Nvidia GB300 Enters Mass Production: The Next Phase of AI Compute Wars

Honestly, every time I see a new Nvidia chip announcement, I instinctively do the math: how much compute can you get for how much money this time? GB300 didn’t disappoint - built on TSMC’s 3nm process with transistor density nearly 3x that of the H100, while keeping power consumption under 1000W. That efficiency improvement is real.

My personal take is that GB300’s launch signals the AI compute war has officially entered the “second half.” The first half’s rule was simple: whoever could manufacture more H100s would win. But the second half is different - the rule becomes: whoever can deliver more compute per watt. Who would’ve thought GPUs would one day compete on energy efficiency?

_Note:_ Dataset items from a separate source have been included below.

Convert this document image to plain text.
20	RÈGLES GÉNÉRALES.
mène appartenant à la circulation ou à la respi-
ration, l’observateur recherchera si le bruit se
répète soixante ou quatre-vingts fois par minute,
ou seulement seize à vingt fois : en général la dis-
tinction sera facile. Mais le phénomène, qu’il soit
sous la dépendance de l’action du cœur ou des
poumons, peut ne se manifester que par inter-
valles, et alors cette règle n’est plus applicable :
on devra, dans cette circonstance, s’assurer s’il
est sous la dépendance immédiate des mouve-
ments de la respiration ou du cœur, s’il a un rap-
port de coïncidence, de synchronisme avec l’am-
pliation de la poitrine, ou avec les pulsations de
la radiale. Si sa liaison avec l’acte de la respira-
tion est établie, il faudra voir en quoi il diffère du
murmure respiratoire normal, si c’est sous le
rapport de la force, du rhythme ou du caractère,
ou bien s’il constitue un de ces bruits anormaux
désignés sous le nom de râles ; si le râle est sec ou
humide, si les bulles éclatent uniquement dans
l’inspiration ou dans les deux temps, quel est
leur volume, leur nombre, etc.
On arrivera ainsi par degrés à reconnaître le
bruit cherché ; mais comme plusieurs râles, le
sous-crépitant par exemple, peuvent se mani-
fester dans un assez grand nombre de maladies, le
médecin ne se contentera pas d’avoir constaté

But what I find most interesting is the pricing. The H100 launched at $30-40K per chip. What will GB300 cost? Historically, new chips command premium prices at launch, then drop as production scales. But this time there’s a wild card: AMD’s MI350 is watching closely, leaving Nvidia less room for premium pricing than before.

I’m also curious about GB300’s inference performance. Training and inference are two different things - GB300’s architecture is heavily optimized for training, but how does it perform for inference? That’s still TBD. This is fascinating - raw compute doesn’t equal inference efficiency, just like horsepower doesn’t equal fuel efficiency.